Monday, May 17, 2010

HCI for Peace at CHI 2010


Bringing HCI for Peace to CHI 2010 was a great success! We recruited 500 peace ambassadors through the distribution of as many postcards and peace ribbons, held an informal brainstorm for peace gathering, and collected many ideas for peace on sticky notes.

At the peace gathering, partners discussed their ideas for peace and wrote them down on sticky notes. From these ideas, several main themes emerged: promoting education, increasing social awareness of everyday actions, creating a culture of peace, engaging other organizations, exposing the ugly side of war, promoting cross-cultural understanding, and building infrastructure and tools.

Promote education
Education plays an important role in creating peace. Participants suggested working on raising literacy rates for women, educating children, giving opportunities to adults and elderly people, and building education ICTs. Another participant captured a popular sentiment – “peace starts from the kids.”

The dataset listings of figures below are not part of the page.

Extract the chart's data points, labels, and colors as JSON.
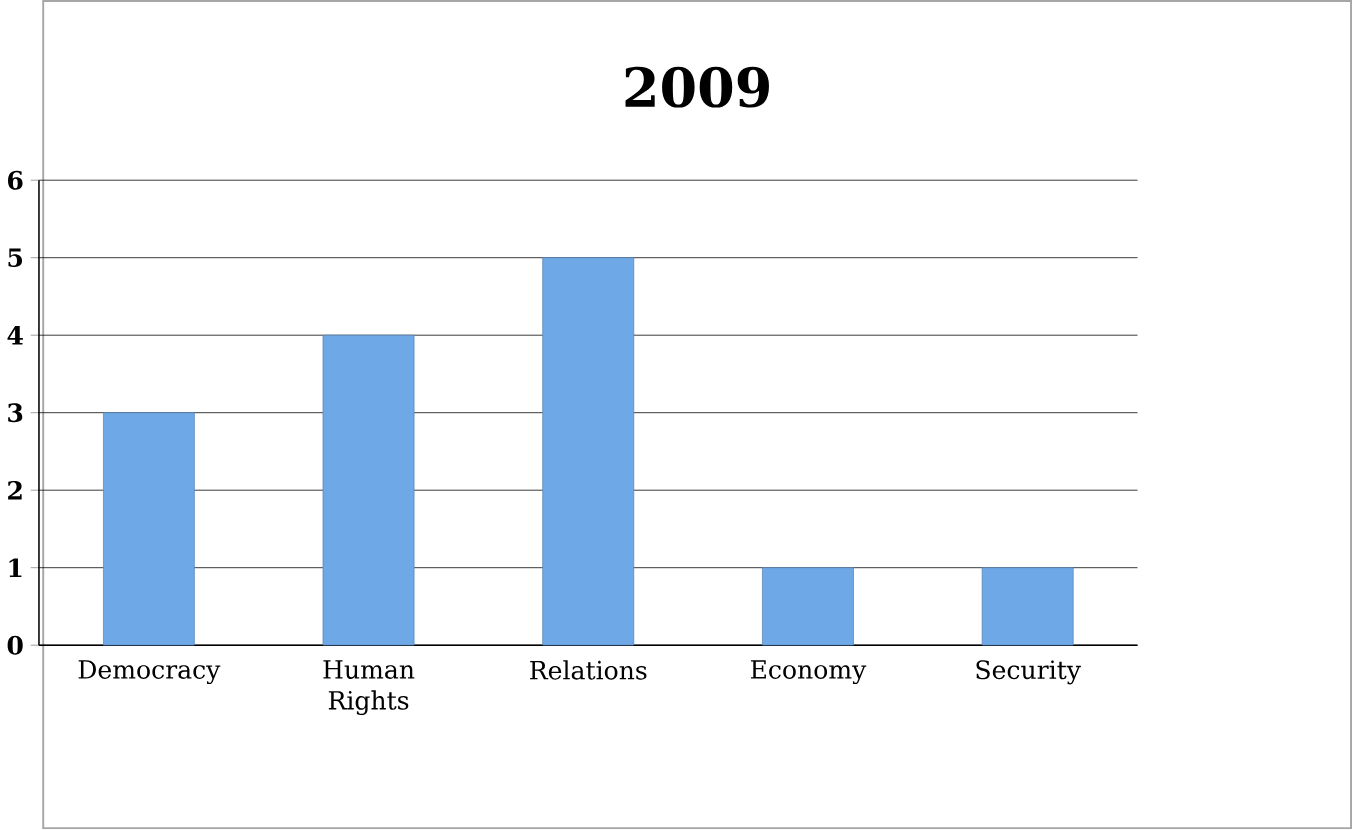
{
  "chart_data": {
    "type": "bar",
    "title": "2009",
    "categories": [
      "Democracy",
      "Human Rights",
      "Relations",
      "Economy",
      "Security"
    ],
    "values": [
      3,
      4,
      5,
      1,
      1
    ],
    "color": "#6fa8e6",
    "ylim": [
      0,
      6
    ],
    "yticks": [
      0,
      1,
      2,
      3,
      4,
      5,
      6
    ],
    "grid": "y"
  }
}
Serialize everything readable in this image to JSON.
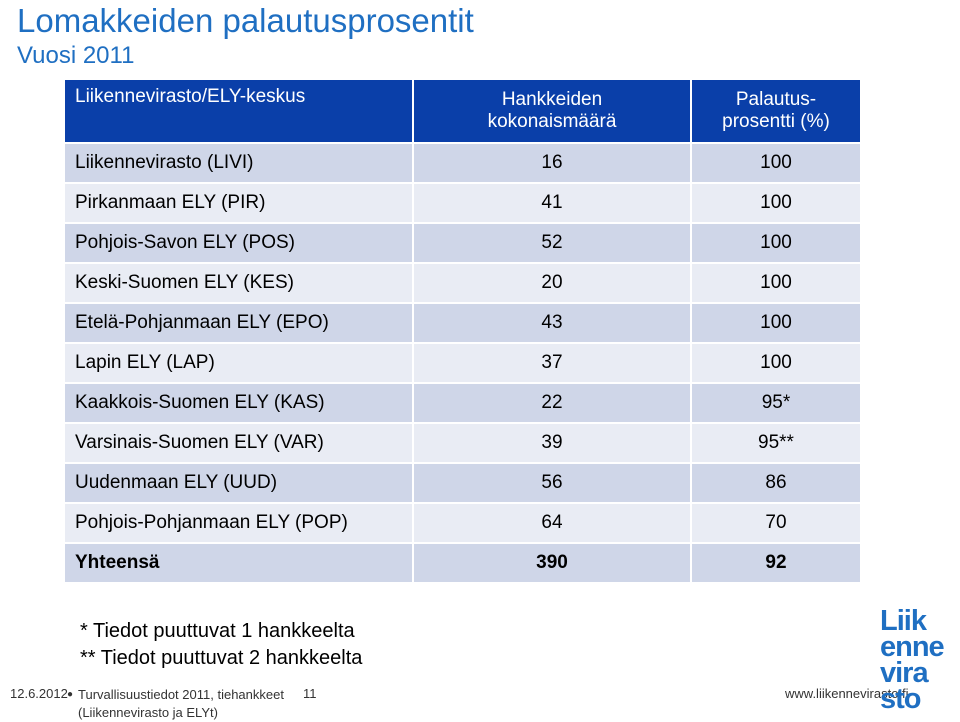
{
  "title": "Lomakkeiden palautusprosentit",
  "subtitle": "Vuosi 2011",
  "table": {
    "headers": {
      "col1": "Liikennevirasto/ELY-keskus",
      "col2_line1": "Hankkeiden",
      "col2_line2": "kokonaismäärä",
      "col3_line1": "Palautus-",
      "col3_line2": "prosentti (%)"
    },
    "rows": [
      {
        "name": "Liikennevirasto (LIVI)",
        "count": "16",
        "pct": "100"
      },
      {
        "name": "Pirkanmaan ELY (PIR)",
        "count": "41",
        "pct": "100"
      },
      {
        "name": "Pohjois-Savon ELY (POS)",
        "count": "52",
        "pct": "100"
      },
      {
        "name": "Keski-Suomen ELY (KES)",
        "count": "20",
        "pct": "100"
      },
      {
        "name": "Etelä-Pohjanmaan ELY (EPO)",
        "count": "43",
        "pct": "100"
      },
      {
        "name": "Lapin ELY (LAP)",
        "count": "37",
        "pct": "100"
      },
      {
        "name": "Kaakkois-Suomen ELY (KAS)",
        "count": "22",
        "pct": "95*"
      },
      {
        "name": "Varsinais-Suomen ELY (VAR)",
        "count": "39",
        "pct": "95**"
      },
      {
        "name": "Uudenmaan ELY (UUD)",
        "count": "56",
        "pct": "86"
      },
      {
        "name": "Pohjois-Pohjanmaan ELY (POP)",
        "count": "64",
        "pct": "70"
      }
    ],
    "total": {
      "name": "Yhteensä",
      "count": "390",
      "pct": "92"
    }
  },
  "notes": {
    "note1": "* Tiedot puuttuvat 1 hankkeelta",
    "note2": "** Tiedot puuttuvat 2 hankkeelta"
  },
  "footer": {
    "date": "12.6.2012",
    "text_line1": "Turvallisuustiedot 2011, tiehankkeet",
    "text_line2": "(Liikennevirasto ja ELYt)",
    "page": "11",
    "url": "www.liikennevirasto.fi"
  },
  "logo": {
    "line1": "Liik",
    "line2": "enne",
    "line3": "vira",
    "line4": "sto"
  },
  "colors": {
    "title": "#1f6fc2",
    "header_bg": "#0a3fa9",
    "row_dark": "#cfd6e8",
    "row_light": "#e9ecf4"
  }
}
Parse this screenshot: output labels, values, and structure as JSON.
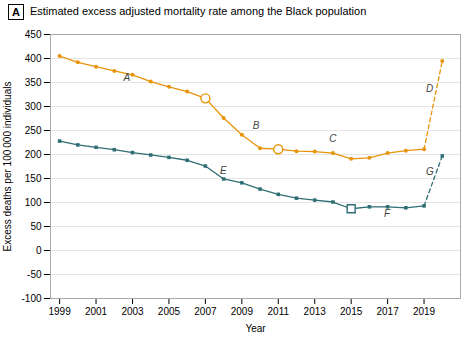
{
  "chart_data": {
    "type": "line",
    "panel_label": "A",
    "title": "Estimated excess adjusted mortality rate among the Black population",
    "xlabel": "Year",
    "ylabel": "Excess deaths per 100 000 individuals",
    "xlim": [
      1998.5,
      2021.0
    ],
    "xticks": [
      1999,
      2001,
      2003,
      2005,
      2007,
      2009,
      2011,
      2013,
      2015,
      2017,
      2019
    ],
    "ylim": [
      -100,
      450
    ],
    "yticks": [
      -100,
      -50,
      0,
      50,
      100,
      150,
      200,
      250,
      300,
      350,
      400,
      450
    ],
    "grid": true,
    "series": [
      {
        "type": "line",
        "color": "#E8940A",
        "line_style": "solid",
        "marker": "circle",
        "x": [
          1999,
          2000,
          2001,
          2002,
          2003,
          2004,
          2005,
          2006,
          2007,
          2008,
          2009,
          2010,
          2011,
          2012,
          2013,
          2014,
          2015,
          2016,
          2017,
          2018,
          2019
        ],
        "values": [
          405,
          392,
          383,
          374,
          366,
          352,
          341,
          331,
          317,
          276,
          241,
          213,
          211,
          207,
          206,
          203,
          191,
          193,
          203,
          208,
          211
        ]
      },
      {
        "type": "scatter",
        "color": "#E8940A",
        "marker": "open circle",
        "x": [
          2007,
          2011
        ],
        "values": [
          317,
          211
        ]
      },
      {
        "type": "line",
        "color": "#E8940A",
        "line_style": "dashed",
        "x": [
          2019,
          2020
        ],
        "values": [
          211,
          395
        ]
      },
      {
        "type": "scatter",
        "color": "#E8940A",
        "marker": "circle",
        "x": [
          2020
        ],
        "values": [
          395
        ]
      },
      {
        "type": "line",
        "color": "#2E6E74",
        "line_style": "solid",
        "marker": "square",
        "x": [
          1999,
          2000,
          2001,
          2002,
          2003,
          2004,
          2005,
          2006,
          2007,
          2008,
          2009,
          2010,
          2011,
          2012,
          2013,
          2014,
          2015,
          2016,
          2017,
          2018,
          2019
        ],
        "values": [
          228,
          220,
          215,
          210,
          204,
          199,
          194,
          188,
          176,
          149,
          141,
          128,
          117,
          109,
          105,
          101,
          87,
          91,
          91,
          89,
          93
        ]
      },
      {
        "type": "scatter",
        "color": "#2E6E74",
        "marker": "open square",
        "x": [
          2015
        ],
        "values": [
          87
        ]
      },
      {
        "type": "line",
        "color": "#2E6E74",
        "line_style": "dashed",
        "x": [
          2019,
          2020
        ],
        "values": [
          93,
          197
        ]
      },
      {
        "type": "scatter",
        "color": "#2E6E74",
        "marker": "square",
        "x": [
          2020
        ],
        "values": [
          197
        ]
      }
    ],
    "annotations": [
      {
        "label": "A",
        "x": 2002.5,
        "y": 353,
        "color": "#444444"
      },
      {
        "label": "B",
        "x": 2009.6,
        "y": 254,
        "color": "#444444"
      },
      {
        "label": "C",
        "x": 2013.8,
        "y": 226,
        "color": "#444444"
      },
      {
        "label": "D",
        "x": 2019.1,
        "y": 330,
        "color": "#444444"
      },
      {
        "label": "E",
        "x": 2007.8,
        "y": 159,
        "color": "#444444"
      },
      {
        "label": "F",
        "x": 2016.8,
        "y": 70,
        "color": "#444444"
      },
      {
        "label": "G",
        "x": 2019.1,
        "y": 158,
        "color": "#444444"
      }
    ]
  }
}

Social awareness of everyday actions
Some participants noted the importance of informed social awareness. One stated, simply, “think about who you’re working for and what their goals are.” Another mentioned that giving consumers tools to ascertain product origin and the conditions in which different products are created can help people making more ecologically and humanitarianly sound choices. Social networking sites can allow the sharing of social pressure to maximize individuals’ social impact. Another participant stressed the need for moving beyond quick fixes by figuring out how to promote long-lasting changes in attitudes and behaviors relating to informed consumer knowledge

Highlight peace
Creating a culture that values peace includes creating activities that highlight peace: geocaching of “peace sites” in the model that war sites and battlefields are commended, including places like the ones where Gandhi and Martin Luther King Jr. spoke.

Engage other organizations
Ben Bederson and Allison Druin mentioned creating an HCI Peace Corps in their acceptance talk for the SIGCHI social impact award, a group that could carry out service projects around the world, in the form of Master’s projects, PhD work, and sabbatical work, similar to the University of Maryland’s Human-Computer Interaction Lab’s service day. Other ideas included connecting with existing peace groups to combine forces. A participant suggested hosting a TED talk that focused on peace and conflict in Africa or other developing regions.

Expose the ugly side of war
One idea to promote peace is to educate people about the negative facts of war through pictures, stories, and anecdotes, as a way to encourage people to think about the importance of peace. One participant noted, “conflict should not produce profit,” highlighting the frequent interplay between the two, dovetailing with another participant’s suggestion to create visualizations that illuminate the public cost of war and who profits to help people understand the true forces that create conflict.

Promote cross-cultural understanding
By far the most discussed topic was reducing conflict through emphasizing a common humanity, encouraging people to step out of their comfort zones to make cross-cultural connections and seek out information from new sources of ideas, help them learn about each other, and think from another perspective. Ideas to this effect included setting up video-conferencing classrooms across the world, creating a site for “speed friending” across the globe – particularly for countries in conflict, encouraging diverse groups of young children to communicate through playing and collaborating together across time and space, setting up partnerships for the privileged to collobrate and help people in need, and a computer-mediated pen pal system to match children in conflict prone tension areas. To seek out different perspectives, one participant suggested a findyouropposite.net, a space in which one could discuss ideas with people from different persuasions and backgrounds. A participant mentioned that it is important for everyone’s voices to be heard, even if it requires extra work on our part. Microblogging could be used as a helpful tool, both for sharing experiences and for making higher numbers of contacts from other countries.

Infrastructure tools
In the realm of infrastructure, one participant expressed a desire to create guidelines/heuristics to evaluate the use of oppressive language and sexist applications or online tools as a way to cut down these harmful forces. Another suggested that the HCI community could use its technical skills to build tools for organizing and communicating for peace. Another suggested improving worldwide computing technology overall.

If any of these ideas speak to you, think about the ways in which you can contribute to make peace a reality. If you have ideas or projects you’d like us to hear, feel free to leave a comment, tweet with the #hciforpeace hashtag, or leave us a note on our Facebook group.

What are we going to do now?
For CHI 2011, we are planning an HCI for Peace Special Interest Group, as well as a panel discussion.